ISTANBUL/ANKARA (Reuters) – President Tayyip Erdogan’s AK Party has submitted objections to local election results in all districts of Istanbul and Ankara, party officials said on Tuesday, after results showed the opposition earned narrow victories in both cities.
The AK Party is on track to lose control of what are Turkey’s two biggest cities, its commercial hub of Istanbul and the capital Ankara, in a surprise election setback that may complicate Erdogan’s plans to combat recession.
In Istanbul, the mayoral candidate of the main opposition Republican People’s Party (CHP), Ekrem Imamoglu, and his AKP rival, ex-prime minister Binali Yildirim, both said on Monday Imamoglu was around 25,000 votes ahead. Istanbul has an estimated total population of 15 million.
The AKP had previously said it would use its right to object to the results where there were voting irregularities, adding that the errors at the ballots had affected the outcome.
On Tuesday, Bayram Senocak, the AKP’s Istanbul head said that objections had been submitted by the 3 p.m. (1200 GMT) deadline for appeals, and added that legal action would be taken against electoral officials who made the errors.
“We have submitted all our appeals to the district electoral councils,” Senocak said, as he waved ballot records in which he said vote count irregularities could be seen.
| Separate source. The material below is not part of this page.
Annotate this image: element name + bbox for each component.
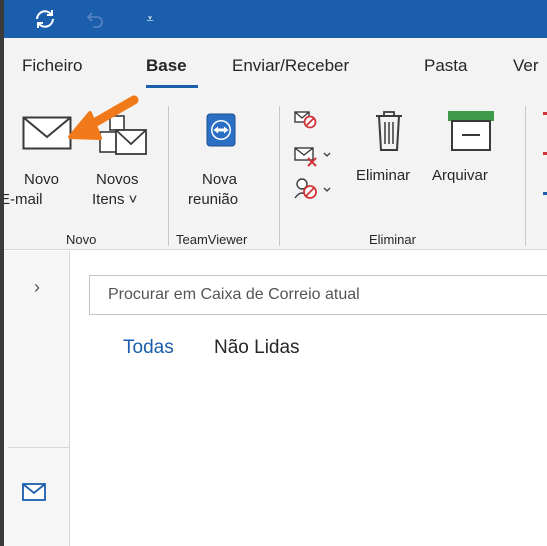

An AKP deputy chairman later said the difference between Imamoglu and Yildirim was down to 20,509 votes and would keep falling as a result of their appeals. He said the elections were “the biggest blemish in Turkish democratic history.”
The CHP’s Istanbul head Canan Kaftancioglu said her party submitted objections in 22 districts, adding they expected to receive 4,960 more votes after the appeals were resolved.
“They are trying to steal the will of the people as it was reflected in the ballots,” she told reporters in Istanbul.
The CHP’s Imamoglu said on Tuesday he was saddened by the AKP failure to congratulate him after the election board count put him ahead.
“I’m watching Mr Binali Yildirim with regret. You were a minister of this nation, the parliament speaker and a prime minister,” Imamoglu said in Istanbul. “What could be more noble than congratulating?”
“The world is watching us with shame right now. We are ready to manage the big city of Istanbul. Let go and congratulate us with honor, so we can do our job,” he said.
“MOMENT OF BEGINNING”
Ahead of the elections, the CHP had formed an electoral alliance with the Iyi (Good) Party to rival that of the AKP and their nationalist MHP partners. The alliances nominated joint candidates in certain cities, including Ankara and Istanbul.
Imamoglu, who laid a wreath at the mausoleum of modern Turkey’s founder, Mustafa Kemal Ataturk, in Ankara, later went to CHP headquarters to meet Mansur Yavas, the opposition’s candidate in the capital. Speaking at the CHP building, Imamoglu said the elections marked a “moment of beginning” for Turkey.
In Ankara, Yavas received 50.9 percent of votes, ahead of his AKP rival and former minister Mehmet Ozhaseki in Sunday’s local elections by nearly 4 percentage points. The AKP said it had also submitted objections to results across Ankara.
Defeats in Ankara and Istanbul would be a significant setback for Erdogan, who has dominated Turkish politics for more than 16 years. He had campaigned relentlessly ahead of the vote, describing it as a “matter of survival” for the country.
Erdogan’s political success has rested on years of stellar economic growth in Turkey, but an economic recession that has brought surging inflation and unemployment and a plunging lira currency have taken their toll on his popularity.
Uncertainty generated by the local elections has added to pressure on the lira, which weakened sharply last week as a lack of confidence in the currency among Turks led them to snap up record holdings of dollars and gold.
On Tuesday the lira weakened more than 2 percent against the dollar on concerns about tensions with the United States after it halted delivery to Turkey of equipment related to the F-35 fighter aircraft.